Während das frühe Portishead-Material auf den Sample-Bombast von Public Enemy in ihrer Blütezeit zurückgeht, ist „Lives Outgrown“ eher dem unheimlichen Minimalismus von RZA geschuldet, mit seinen schwingenden Streichern und kryptischen, schrägen Sprüchen. Schauen Sie sich nur „Reaching Out“ an, ein gespenstischer Folk-Nieselregen, der mit knochentrockenen fernöstlichen Schlagzeugklängen, Gesangsschleifen und wirbelnden Streicherphrasen unterbrochen wird. Auf „Beyond the Sun“ und „Rewind“ streift Gibbons Nordafrika und Ostasien, wobei sie ihren zerbrechlichen Gesang in ein lokales Gewirr aus Rohrblattklängen, blechernen Saitenzupfern und kantigen Streichern mischt.

(Jetzt gehts aber rund: Nordafrika, Asien. Keiner aber wird hier „weltmusikalische“ Versöhnungen wittern… und doch ist es das Mysterium dieses Albums, dass es, bei allen Abgründen, Trost bereithält, und ganz sicher nicht, weil an den passenden Knöpfen gedreht wurde.)
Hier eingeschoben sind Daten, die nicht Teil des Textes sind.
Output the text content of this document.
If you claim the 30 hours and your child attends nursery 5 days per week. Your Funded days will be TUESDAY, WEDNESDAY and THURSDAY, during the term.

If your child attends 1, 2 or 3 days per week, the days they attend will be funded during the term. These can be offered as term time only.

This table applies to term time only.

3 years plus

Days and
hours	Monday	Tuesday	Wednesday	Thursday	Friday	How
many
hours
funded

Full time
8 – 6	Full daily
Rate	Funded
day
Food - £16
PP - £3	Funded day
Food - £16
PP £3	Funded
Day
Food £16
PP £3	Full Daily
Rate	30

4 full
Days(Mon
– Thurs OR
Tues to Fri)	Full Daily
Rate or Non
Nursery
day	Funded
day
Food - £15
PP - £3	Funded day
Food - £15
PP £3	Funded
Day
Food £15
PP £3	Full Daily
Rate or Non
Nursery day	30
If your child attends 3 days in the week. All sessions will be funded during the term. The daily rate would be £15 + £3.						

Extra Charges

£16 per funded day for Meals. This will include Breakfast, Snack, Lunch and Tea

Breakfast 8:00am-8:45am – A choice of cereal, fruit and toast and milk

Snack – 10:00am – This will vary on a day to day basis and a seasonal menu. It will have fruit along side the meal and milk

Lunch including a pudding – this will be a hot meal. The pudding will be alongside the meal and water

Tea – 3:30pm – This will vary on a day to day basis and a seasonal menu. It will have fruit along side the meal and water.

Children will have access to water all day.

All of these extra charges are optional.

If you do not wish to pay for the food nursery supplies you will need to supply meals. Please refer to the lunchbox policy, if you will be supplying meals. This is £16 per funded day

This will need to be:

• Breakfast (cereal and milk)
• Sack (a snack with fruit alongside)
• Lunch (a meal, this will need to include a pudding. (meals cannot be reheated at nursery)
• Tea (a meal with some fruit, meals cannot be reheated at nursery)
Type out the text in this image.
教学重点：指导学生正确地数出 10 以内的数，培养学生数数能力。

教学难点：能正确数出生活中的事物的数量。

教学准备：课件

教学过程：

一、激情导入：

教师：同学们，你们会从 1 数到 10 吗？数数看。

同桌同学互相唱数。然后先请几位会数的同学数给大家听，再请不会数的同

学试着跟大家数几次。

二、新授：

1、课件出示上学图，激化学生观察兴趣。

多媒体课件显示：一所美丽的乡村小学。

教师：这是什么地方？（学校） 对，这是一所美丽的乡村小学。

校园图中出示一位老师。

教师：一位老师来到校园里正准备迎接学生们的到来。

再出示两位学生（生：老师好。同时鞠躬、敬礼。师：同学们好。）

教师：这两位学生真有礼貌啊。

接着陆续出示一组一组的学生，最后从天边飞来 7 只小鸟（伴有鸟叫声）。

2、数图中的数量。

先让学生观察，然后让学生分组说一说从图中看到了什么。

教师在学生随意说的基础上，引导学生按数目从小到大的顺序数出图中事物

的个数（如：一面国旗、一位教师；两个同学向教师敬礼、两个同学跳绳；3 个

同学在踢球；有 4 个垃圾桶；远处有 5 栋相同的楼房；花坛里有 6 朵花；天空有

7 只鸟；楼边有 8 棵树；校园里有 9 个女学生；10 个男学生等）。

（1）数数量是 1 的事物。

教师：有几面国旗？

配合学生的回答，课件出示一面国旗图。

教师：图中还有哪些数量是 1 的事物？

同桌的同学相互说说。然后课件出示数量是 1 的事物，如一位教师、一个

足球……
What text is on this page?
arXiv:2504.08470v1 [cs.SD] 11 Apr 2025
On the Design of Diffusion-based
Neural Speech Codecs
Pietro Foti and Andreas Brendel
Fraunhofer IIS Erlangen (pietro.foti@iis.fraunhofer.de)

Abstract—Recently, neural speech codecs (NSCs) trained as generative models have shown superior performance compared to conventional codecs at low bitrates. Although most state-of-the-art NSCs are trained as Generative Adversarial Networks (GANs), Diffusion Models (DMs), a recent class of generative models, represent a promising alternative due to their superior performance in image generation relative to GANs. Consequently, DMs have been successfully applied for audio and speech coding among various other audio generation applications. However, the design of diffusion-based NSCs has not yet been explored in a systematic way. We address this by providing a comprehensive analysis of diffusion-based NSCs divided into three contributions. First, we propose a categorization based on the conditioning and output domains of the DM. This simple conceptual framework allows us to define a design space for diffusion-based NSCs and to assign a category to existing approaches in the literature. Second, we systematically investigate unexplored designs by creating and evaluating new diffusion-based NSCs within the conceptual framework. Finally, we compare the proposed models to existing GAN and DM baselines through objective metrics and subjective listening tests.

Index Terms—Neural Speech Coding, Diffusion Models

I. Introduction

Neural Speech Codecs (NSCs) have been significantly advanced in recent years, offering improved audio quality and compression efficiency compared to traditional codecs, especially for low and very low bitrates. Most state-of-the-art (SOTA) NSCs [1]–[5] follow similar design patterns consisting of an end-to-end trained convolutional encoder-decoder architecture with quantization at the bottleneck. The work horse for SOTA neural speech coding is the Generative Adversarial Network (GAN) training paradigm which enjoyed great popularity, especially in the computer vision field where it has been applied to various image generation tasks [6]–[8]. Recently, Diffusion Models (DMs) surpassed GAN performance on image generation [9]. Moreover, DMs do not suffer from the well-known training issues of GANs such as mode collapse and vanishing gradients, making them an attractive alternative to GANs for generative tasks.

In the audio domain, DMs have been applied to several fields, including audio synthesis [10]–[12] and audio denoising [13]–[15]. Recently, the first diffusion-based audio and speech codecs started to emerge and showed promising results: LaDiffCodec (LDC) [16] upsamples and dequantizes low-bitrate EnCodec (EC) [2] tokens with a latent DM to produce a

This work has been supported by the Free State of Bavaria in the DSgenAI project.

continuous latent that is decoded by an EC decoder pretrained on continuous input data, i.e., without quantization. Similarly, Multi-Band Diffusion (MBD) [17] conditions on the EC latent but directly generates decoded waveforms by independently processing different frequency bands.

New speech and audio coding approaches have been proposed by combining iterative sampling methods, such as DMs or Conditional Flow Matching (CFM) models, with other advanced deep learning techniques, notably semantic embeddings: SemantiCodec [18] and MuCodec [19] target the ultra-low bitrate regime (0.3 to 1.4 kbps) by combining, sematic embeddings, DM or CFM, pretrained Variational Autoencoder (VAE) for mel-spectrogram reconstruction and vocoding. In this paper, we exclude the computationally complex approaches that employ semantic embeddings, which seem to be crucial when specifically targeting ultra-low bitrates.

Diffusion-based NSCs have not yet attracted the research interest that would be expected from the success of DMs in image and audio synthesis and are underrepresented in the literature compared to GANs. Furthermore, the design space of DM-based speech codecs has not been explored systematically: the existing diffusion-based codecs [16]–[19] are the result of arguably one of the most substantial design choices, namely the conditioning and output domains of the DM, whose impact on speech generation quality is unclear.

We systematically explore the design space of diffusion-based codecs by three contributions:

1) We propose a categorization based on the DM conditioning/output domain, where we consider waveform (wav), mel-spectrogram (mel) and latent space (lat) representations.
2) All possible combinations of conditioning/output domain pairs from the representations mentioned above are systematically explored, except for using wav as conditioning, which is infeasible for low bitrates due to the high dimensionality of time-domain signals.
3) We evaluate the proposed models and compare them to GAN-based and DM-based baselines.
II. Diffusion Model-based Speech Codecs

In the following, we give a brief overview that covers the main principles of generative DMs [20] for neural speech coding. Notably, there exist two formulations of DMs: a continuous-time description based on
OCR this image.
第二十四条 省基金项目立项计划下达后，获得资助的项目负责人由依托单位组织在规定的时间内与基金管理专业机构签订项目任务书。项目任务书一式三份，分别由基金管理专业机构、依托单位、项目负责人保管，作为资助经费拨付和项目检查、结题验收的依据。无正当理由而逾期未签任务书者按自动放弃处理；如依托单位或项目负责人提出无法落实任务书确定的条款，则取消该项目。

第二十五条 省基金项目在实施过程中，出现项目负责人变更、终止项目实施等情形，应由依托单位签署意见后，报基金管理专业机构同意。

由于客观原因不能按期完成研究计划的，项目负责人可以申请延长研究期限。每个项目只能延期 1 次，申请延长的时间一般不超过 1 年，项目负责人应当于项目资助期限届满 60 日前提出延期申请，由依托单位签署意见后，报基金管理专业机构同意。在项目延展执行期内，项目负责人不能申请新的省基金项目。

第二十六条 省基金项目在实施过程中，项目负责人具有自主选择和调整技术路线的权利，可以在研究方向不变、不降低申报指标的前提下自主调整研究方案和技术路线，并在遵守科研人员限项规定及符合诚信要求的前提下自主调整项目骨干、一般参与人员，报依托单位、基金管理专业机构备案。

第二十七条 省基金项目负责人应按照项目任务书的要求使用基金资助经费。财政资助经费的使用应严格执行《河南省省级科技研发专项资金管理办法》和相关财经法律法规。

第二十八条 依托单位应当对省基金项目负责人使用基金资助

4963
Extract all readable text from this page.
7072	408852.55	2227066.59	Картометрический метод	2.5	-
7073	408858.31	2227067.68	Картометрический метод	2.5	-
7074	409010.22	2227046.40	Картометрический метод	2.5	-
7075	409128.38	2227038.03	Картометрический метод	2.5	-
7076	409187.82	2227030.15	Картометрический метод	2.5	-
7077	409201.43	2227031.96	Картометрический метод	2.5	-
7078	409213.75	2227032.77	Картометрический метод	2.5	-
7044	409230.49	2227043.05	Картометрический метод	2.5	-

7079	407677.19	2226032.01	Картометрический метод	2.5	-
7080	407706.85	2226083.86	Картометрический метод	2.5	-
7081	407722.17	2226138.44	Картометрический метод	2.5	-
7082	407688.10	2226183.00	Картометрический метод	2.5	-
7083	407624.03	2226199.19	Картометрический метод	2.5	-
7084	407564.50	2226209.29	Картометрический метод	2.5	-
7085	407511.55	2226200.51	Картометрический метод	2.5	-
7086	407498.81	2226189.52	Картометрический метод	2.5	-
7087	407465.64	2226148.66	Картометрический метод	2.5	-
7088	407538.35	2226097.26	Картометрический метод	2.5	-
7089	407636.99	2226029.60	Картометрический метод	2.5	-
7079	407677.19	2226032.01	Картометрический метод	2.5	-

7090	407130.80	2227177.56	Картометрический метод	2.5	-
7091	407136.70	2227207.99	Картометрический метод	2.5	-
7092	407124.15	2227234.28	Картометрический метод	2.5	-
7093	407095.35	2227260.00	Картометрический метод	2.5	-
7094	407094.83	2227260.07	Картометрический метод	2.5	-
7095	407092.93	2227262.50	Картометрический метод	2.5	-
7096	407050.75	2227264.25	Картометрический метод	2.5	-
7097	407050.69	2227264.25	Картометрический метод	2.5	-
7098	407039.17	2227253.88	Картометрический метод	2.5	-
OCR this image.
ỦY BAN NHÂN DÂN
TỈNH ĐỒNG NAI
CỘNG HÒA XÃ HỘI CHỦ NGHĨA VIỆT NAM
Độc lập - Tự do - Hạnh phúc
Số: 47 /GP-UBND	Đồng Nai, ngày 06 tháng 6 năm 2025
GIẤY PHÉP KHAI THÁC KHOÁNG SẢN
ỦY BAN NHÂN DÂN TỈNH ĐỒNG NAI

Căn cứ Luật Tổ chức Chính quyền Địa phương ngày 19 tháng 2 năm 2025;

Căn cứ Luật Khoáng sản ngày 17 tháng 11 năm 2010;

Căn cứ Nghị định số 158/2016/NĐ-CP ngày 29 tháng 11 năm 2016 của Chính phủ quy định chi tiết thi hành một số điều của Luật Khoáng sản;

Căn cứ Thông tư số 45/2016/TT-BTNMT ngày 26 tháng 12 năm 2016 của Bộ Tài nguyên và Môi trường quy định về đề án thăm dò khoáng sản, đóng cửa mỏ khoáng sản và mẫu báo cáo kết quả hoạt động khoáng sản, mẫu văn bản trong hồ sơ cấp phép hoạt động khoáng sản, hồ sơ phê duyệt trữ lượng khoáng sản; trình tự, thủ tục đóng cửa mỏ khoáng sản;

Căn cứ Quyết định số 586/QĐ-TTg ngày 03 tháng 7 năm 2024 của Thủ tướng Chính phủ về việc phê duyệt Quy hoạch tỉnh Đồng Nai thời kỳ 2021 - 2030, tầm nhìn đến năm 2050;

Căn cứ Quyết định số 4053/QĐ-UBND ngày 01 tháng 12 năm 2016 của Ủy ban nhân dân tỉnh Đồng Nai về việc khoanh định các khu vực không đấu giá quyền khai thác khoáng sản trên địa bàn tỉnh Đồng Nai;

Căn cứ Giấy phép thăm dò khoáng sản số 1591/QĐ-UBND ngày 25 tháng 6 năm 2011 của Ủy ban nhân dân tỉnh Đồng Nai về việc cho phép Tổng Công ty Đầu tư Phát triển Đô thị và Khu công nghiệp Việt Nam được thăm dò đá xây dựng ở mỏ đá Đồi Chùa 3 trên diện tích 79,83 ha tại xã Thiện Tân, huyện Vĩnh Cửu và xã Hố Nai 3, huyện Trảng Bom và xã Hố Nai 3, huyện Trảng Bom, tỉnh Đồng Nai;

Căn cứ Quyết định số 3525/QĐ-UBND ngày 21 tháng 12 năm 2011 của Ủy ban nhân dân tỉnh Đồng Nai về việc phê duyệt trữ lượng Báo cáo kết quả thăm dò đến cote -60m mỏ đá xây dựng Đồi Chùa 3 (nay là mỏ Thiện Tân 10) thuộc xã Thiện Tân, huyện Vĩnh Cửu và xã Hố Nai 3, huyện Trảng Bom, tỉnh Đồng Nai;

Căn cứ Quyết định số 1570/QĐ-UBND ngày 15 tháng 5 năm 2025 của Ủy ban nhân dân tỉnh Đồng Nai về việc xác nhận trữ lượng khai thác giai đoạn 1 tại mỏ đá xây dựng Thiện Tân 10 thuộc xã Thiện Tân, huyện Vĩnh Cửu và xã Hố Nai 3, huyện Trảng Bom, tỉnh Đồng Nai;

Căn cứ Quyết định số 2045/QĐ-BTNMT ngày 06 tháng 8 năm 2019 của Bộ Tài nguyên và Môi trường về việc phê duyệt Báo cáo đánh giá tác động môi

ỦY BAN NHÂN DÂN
Auf dem pastoralen Schlussstück des Albums, „Whispering Love“, ist sie zu Hause: „Blätter unseres Lebensbaums, wo die Sommersonne immer durch die Bäume der Weisheit scheint“, gurrt sie, während Vögel singen und akustische Gitarren neben beruhigenden Flöten vibrieren. Es ist ein moosiger Abschluss eines Albums, das drei Jahrzehnte musikalischer Wanderschaft zusammenfasst und einige der ernüchternden Weisheiten, die sie gelernt hat, auf höchst einprägsame Weise vermittelt.

(Wohl nahezu jeder, der den Auftrag gehabt hätte, wäre mit diesem Lied, dieser Anrufung, als Abschluss dahergekommen, der ideale „closer“. Als ich das Album zum ersten Mal gehört habe, von Anfang bis Ende, war ich mir sicher, dass „Lives Outgrown“ fortan an meiner Seite ist, company for life.)